A practical approach to diffusing conflict
Thanks to a sesquicentennial grant secured by the LALACS and Peace Studies programs, Glen Gersmehl, the director of Lutheran Peace Fellowship, will be coming to Gustavus on Friday, Feb. 24 and Saturday, Feb. 25 to lead two workshops focusing on leadership and using nonviolence to diffuse conflict.
Gersmehl began his career as a teacher in the Midwest, and since then has worked in various capacities domestically and internationally. He worked in community health in New York City, with the elderly in Oakland, Calif., and as a delegate for the U.S. and Canada in India. He has led workshops, written articles, appeared on news and talk shows, developed hundreds of resources and given speeches.
The Lutheran Peace Fellowship (LPF), of which Gersmehl is the director, conducts over one hundred workshops a year. The workshops cover various issues, but the one at Gustavus will teach attendees how to face conflict productively and nonviolently and use the vision of shalom and related tactics to address injustice and violence.

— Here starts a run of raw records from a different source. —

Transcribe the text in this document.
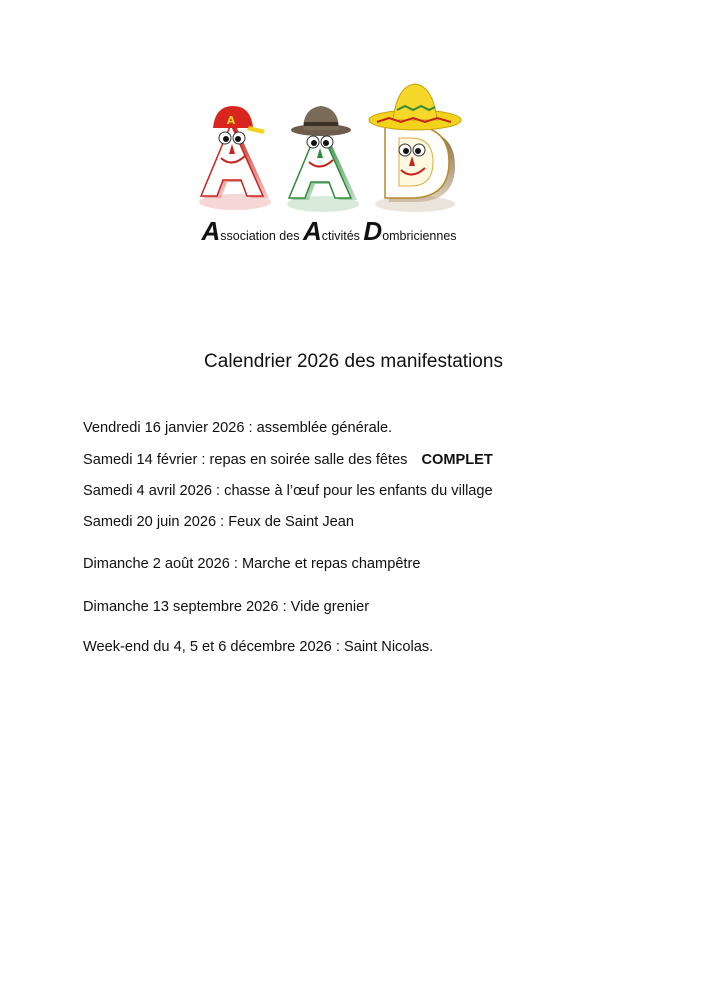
A
Association des Activités Dombriciennes
Calendrier 2026 des manifestations
Vendredi 16 janvier 2026 : assemblée générale.
Samedi 14 février : repas en soirée salle des fêtes COMPLET
Samedi 4 avril 2026 : chasse à l’œuf pour les enfants du village
Samedi 20 juin 2026 : Feux de Saint Jean
Dimanche 2 août 2026 : Marche et repas champêtre
Dimanche 13 septembre 2026 : Vide grenier
Week-end du 4, 5 et 6 décembre 2026 : Saint Nicolas.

“The applications are widespread,” Mimi Gerstbauer, associate professor of political science and director of peace studies, said. “It’s very practical to help think about our interpersonal relationships to international relations … inter-community, inter-classes, inter-campus. How do we think about conflict productively? I hope it appeals to a broad range of people … business majors, education majors, nursing students … ”
In a document from LPF, Brandon Byrne, the director of a food bank in Seattle, said he immediately saw the benefits of Gersmehl’s training in his life. When facing a physically violent conflict, he “used the methods we had discussed….The difference in the result was amazing! In a very short time, I was able to de-escalate and end the conflict.”
This quote lends proof to Gerstbauer’s point that the workshops can appeal to many and is not just for dreamers envisioning world peace.
“Stereotypically, peace studies seem unrealistic, detached from reality and too hopeful or optimistic. That’s still an image we have to overcome. We want people to know this workshop is practical, not high up in the sky.”
The workshops are part of a three part series on peace-building. The first, a lecture on Dietrich Bonhoeffer occurred this fall, and the third, a lecture on peace-building in Colombia, will take place on March 26, 2012.
The workshop will include audiovisuals, exercises and discussions. The first session will take place on Friday, Feb. 24 from 6:30-8:30 p.m. in the Board Room in the Jackson Campus Center.
The second session will take place in the Interpretive Center, the building located in the Linnaeus Arboretum, from 10:00 a.m. to 3:00 p.m. on Saturday, Feb. 25. Students and staff can attend free of charge, but registration is requested for the Saturday session.